On a busy day I’ll receive more than a hundred newsletters. On a slow day that number is around 30.I know this because a few weeks ago I set up a filter in Gmail to file all emails containing the word ‘Unsubscribe’ into one sub-folder. Once a day I browse through it and fish out the false positives. I’m left with an archive of newsletters, which makes it painfully clear that this is becoming a problem.
Newsletters are hot right now and can be very useful. We send out a fair bunch of them ourselves. When managed well, a newsletter can convert to customers and strengthen your relationship with your audience. The problem is that too many people know this, and getting people subscribed to your newsletter is just too easy.

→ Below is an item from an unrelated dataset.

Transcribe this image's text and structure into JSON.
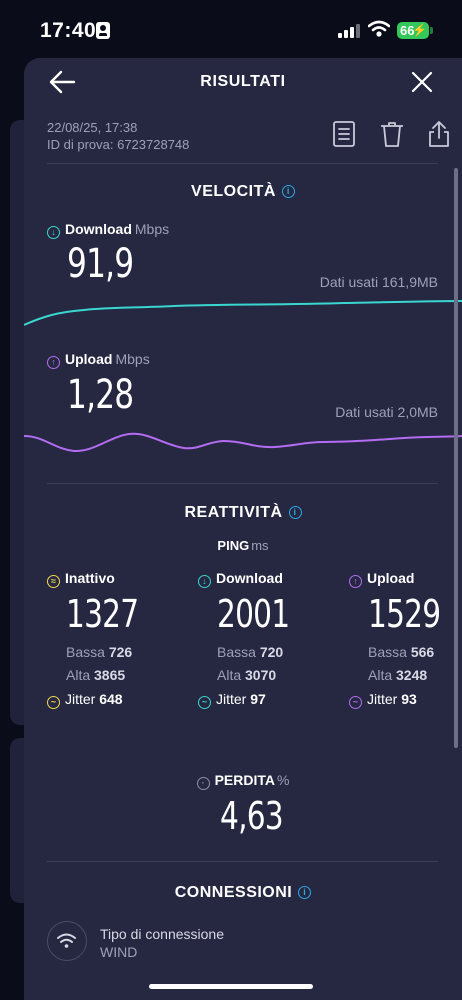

When I receive a hundred new newsletters, I didn’t actually sign up for a hundred new newsletters. What happened is someone found my email address somewhere and decided to add me to their newsletter because ‘you never know’ and ‘more is better.’
We need more friction
Again, I understand why they are doing it. But too many people are doing this and it is getting out of hand. Spam levels might be down, and it’s hardly a problem anymore for most people, but it has been replaced by newsletters that take time to unsubscribe from.
Apart from my hack that filters out all newsletters from my email, I hope that companies like Mailchimp will soon add an option to make an email address double opt-in. I’d even pay for that.
That way, when someone imports my email address to their database they would get an error message that says ‘Sorry, this user has opted out of newsletters and get only be added manually from a form.’ That would add enough friction to keep out 99 percent of all newsletters, and the rest I can handle myself.
Until then, I’ll just filter them all out.